Reputation: 403
Recently I have been working on a project based on a template written by another group in my company. This project built with asp.net core 2.2
and it uses NLog
as a logging framework behind the ILogger
registered in the ILoggerFactory
.
I noticed an interesting point that any service depend on ILogger<service> logger
gets a new instance of the logger
. The service indeed is registered as transient
so its creation per request seems normal, but as I read here I expect that the logger
will be the same (i.e. singelton
) instance for all instances of this service.
I can't upload all the code seems it's big and private. But it seems that the relevant lines are those:
public static IWebHostBuilder CreateBuildWebHost(string[] args)
{
return WebHost.CreateDefaultBuilder<Startup>(args).UseUnityServiceProvider()
.ConfigureAppConfiguration((hostingContext, configurationBuilder) =>
{
//...
})
.ConfigureLogging((hostingContext, logging) =>
{
logging.ClearProviders();
logging.SetMinimumLevel(LogLevel.Information);
logging.AddConfiguration(hostingContext.Configuration.GetSection("Logging"));
LoadExternalNLogConfigFile(hostingContext);
})
.UseNLog(); // NLog: setup NLog for Dependency injection
}
And those:
private static void LoadExternalNLogConfigFile(WebHostBuilderContext hostingContext)
{
var isRunningInContainer = hostingContext.Configuration.GetValue<bool>("DOTNET_RUNNING_IN_CONTAINER");
var xmlNLogConfigFilenameWithEnvName =
$"nlog.{(isRunningInContainer ? "Docker." : "")}{hostingContext.HostingEnvironment.EnvironmentName}.config";
var xmlNLogConfigFilename = $"nlog.{(isRunningInContainer ? "Docker." : "")}config";
try
{
hostingContext.HostingEnvironment.ConfigureNLog(xmlNLogConfigFilenameWithEnvName);
}
catch
{
hostingContext.HostingEnvironment.ConfigureNLog(xmlNLogConfigFilename);
}
}
In order to check the equality of the logger
instance, I've used the solutions described here.
I've tested also the Nlog
"Hello world" project, as guided here. The test shown that the logger instance is identical for each request.

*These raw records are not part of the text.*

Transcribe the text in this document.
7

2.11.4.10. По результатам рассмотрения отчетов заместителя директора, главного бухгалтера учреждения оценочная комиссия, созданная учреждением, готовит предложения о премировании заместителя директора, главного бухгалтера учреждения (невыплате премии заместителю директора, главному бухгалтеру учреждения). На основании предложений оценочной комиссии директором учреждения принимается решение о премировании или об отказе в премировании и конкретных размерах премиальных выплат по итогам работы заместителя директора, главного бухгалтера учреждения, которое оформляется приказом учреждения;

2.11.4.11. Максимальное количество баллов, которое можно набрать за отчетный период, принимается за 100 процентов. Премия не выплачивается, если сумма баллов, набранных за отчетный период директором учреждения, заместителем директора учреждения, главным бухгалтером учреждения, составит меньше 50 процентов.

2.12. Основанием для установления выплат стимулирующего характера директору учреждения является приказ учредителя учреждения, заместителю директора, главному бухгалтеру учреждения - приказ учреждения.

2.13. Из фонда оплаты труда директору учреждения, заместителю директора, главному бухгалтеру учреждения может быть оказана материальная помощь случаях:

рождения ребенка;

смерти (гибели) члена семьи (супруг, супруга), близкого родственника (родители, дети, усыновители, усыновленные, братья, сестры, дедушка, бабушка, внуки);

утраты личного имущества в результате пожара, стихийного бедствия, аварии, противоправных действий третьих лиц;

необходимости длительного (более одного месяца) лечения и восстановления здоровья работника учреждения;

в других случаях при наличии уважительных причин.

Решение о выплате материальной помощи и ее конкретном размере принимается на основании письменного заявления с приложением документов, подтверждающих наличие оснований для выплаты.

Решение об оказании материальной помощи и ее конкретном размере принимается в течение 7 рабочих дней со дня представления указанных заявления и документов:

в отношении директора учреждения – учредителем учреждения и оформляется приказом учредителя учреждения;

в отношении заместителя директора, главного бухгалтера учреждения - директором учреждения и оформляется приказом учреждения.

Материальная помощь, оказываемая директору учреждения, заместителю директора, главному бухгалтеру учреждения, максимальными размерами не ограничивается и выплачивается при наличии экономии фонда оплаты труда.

My question: Do creation of a new ILogger
instance per object request costs expensive? Should I have to look for solution for that issue, or is it a negligible problem?
Upvotes: 1
Views: 2624
Reputation: 7702
The quick answer is yes: it would be expensive.

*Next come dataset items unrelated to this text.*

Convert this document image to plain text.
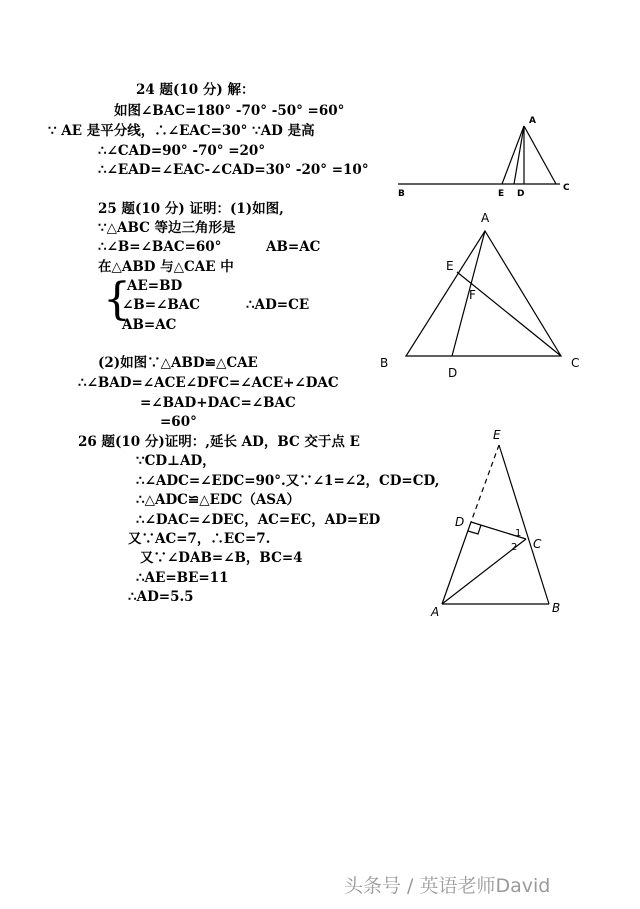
24 题(10 分) 解：
如图∠BAC=180° -70° -50° =60°
∵ AE 是平分线，∴∠EAC=30° ∵AD 是高
∴∠CAD=90° -70° =20°
∴∠EAD=∠EAC-∠CAD=30° -20° =10°
25 题(10 分) 证明：(1)如图,
∵△ABC 等边三角形是
∴∠B=∠BAC=60°	AB=AC
在△ABD 与△CAE 中
{
AE=BD
∠B=∠BAC	∴AD=CE
AB=AC
(2)如图∵△ABD≌△CAE
∴∠BAD=∠ACE∠DFC=∠ACE+∠DAC
=∠BAD+DAC=∠BAC
=60°
26 题(10 分)证明：,延长 AD，BC 交于点 E
∵CD⊥AD，
∴∠ADC=∠EDC=90°.又∵∠1=∠2，CD=CD,
∴△ADC≌△EDC（ASA）
∴∠DAC=∠DEC，AC=EC，AD=ED
又∵AC=7，∴EC=7.
又∵∠DAB=∠B，BC=4
∴AE=BE=11
∴AD=5.5
A
B	E D
C
A
E
F
B
D
C
E
D
C
A	B
1
2
头条号 / 英语老师David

However, there would be no reason to do that. Any logging system will create loggers as singletons in the IoC container or recycle loggers for the category in the ILoggerFactory
implementation. The main point is that this is not something you should worry about. Just configure your logging on startup, and then inject ILogger<YourController>
into controllers and other services. The logging infrastructure will manage reuse of the logger for you with DI magic.